- Lamb Weston relied more on spot trucking capacity than it normally does in its most recent quarter, which resulted in transportation costs increasing "significantly," CFO and Senior VP Robert McNutt said on Wednesday.
- The company usually relies more on rail for moving inventory from factories to distribution centers, but changes in production schedules meant Lamb Weston needed a more flexible transportation option, McNutt said.
- "Because of the disruption to our production schedules, and again to prioritize customer service, we leaned more on expensive spot trucking," he said.
In the current trucking environment, demand exceeds the supply of available trucks and drivers. Shippers pushed to the spot market will pay more than they're accustomed to for moving their freight.
The most recent spot market data from DAT shows van rates up 42% YoY and 11% MoM in March, and reefer rates were up 34% YoY and 9% MoM.
When transporting freight by truck, McNutt said Lamb Weston usually relies on contract carriers "as opposed to securing spot trucking, which tends to be higher cost." Even contract rates have risen as shippers lock in trucking capacity.
The current market has resulted in many more loads appearing in the pricier spot market.
Rates for ocean shipping, airfreight and rail have also been elevated recently. The Cass expenditures index hit a second record high in three months in February, showing freight spend increasing nearly 17% YoY.
"Significant further acceleration remains a high probability in the coming months for the Cass expenditures index as well," Cass wrote in its report.
Lamb Weston said it had to pivot to the spot market as a result of shifting production schedules to better accommodate for facilities with worker and line availability.
"In many cases, we shifted production from one facility to another, even though the alternate facility may not be the most effective in terms of cost or throughput for that specific product," McNutt said.
These production decisions ultimately had an impact on the company's transportation costs, as it had to find space in the trucking market. The transportation costs then impacted the company's cost of goods sold, McNutt said.
The company's cost of sales increased by more than $12 million YoY (just under 2% YoY) in the most recent quarter.
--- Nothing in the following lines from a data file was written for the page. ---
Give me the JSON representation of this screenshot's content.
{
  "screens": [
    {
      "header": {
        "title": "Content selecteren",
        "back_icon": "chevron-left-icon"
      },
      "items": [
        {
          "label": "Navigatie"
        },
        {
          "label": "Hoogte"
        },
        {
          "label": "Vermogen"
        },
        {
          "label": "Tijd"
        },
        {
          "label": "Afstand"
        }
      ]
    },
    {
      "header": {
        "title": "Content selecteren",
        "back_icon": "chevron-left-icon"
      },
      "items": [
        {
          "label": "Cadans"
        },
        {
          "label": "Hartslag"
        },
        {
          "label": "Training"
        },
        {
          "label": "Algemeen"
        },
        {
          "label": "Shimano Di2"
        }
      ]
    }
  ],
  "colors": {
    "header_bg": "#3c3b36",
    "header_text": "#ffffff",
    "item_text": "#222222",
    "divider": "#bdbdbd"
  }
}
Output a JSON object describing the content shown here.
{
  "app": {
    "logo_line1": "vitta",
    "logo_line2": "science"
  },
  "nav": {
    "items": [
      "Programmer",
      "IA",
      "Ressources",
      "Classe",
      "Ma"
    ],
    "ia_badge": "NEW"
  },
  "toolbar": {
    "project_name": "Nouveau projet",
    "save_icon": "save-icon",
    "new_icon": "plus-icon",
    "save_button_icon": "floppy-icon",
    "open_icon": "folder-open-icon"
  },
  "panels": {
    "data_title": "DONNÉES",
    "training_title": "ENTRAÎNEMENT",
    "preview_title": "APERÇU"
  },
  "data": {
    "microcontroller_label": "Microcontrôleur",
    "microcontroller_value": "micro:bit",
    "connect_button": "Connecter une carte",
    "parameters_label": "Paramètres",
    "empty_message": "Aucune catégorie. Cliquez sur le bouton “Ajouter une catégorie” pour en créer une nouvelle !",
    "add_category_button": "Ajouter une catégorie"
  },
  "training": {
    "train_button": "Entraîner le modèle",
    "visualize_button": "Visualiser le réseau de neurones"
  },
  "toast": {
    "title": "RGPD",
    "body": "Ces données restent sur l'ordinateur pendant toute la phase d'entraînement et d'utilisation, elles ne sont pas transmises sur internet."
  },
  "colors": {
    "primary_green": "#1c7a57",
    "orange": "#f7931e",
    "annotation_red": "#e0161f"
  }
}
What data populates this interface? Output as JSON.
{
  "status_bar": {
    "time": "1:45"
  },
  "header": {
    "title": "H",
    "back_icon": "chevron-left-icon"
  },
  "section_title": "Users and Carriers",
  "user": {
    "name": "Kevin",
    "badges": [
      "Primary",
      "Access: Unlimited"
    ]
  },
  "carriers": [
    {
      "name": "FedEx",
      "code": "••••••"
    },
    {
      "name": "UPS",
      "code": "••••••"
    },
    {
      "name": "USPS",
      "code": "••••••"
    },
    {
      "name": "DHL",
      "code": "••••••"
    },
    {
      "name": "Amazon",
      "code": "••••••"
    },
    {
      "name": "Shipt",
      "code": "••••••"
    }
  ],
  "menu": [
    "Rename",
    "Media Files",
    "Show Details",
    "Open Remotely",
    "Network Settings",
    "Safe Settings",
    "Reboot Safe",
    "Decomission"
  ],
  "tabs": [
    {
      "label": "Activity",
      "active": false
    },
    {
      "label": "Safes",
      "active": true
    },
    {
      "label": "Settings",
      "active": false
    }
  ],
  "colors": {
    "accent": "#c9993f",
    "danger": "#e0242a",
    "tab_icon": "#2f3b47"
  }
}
With sales down $41.5 million YoY (more than 4% YoY), profits slid nearly $54 million YoY (more than 21% YoY), according to the company's earnings release.
Lamb Weston President and CEO Tom Werner noted that the cost of switching from rail to truck and the heavy reliance on the spot market should be temporary. But that doesn't mean the company is shielded from the general inflation of prices in the freight market, Werner said.
"[As] we contract freight for the coming periods, I think we, like everybody else, are going to see freight cost increase," he said.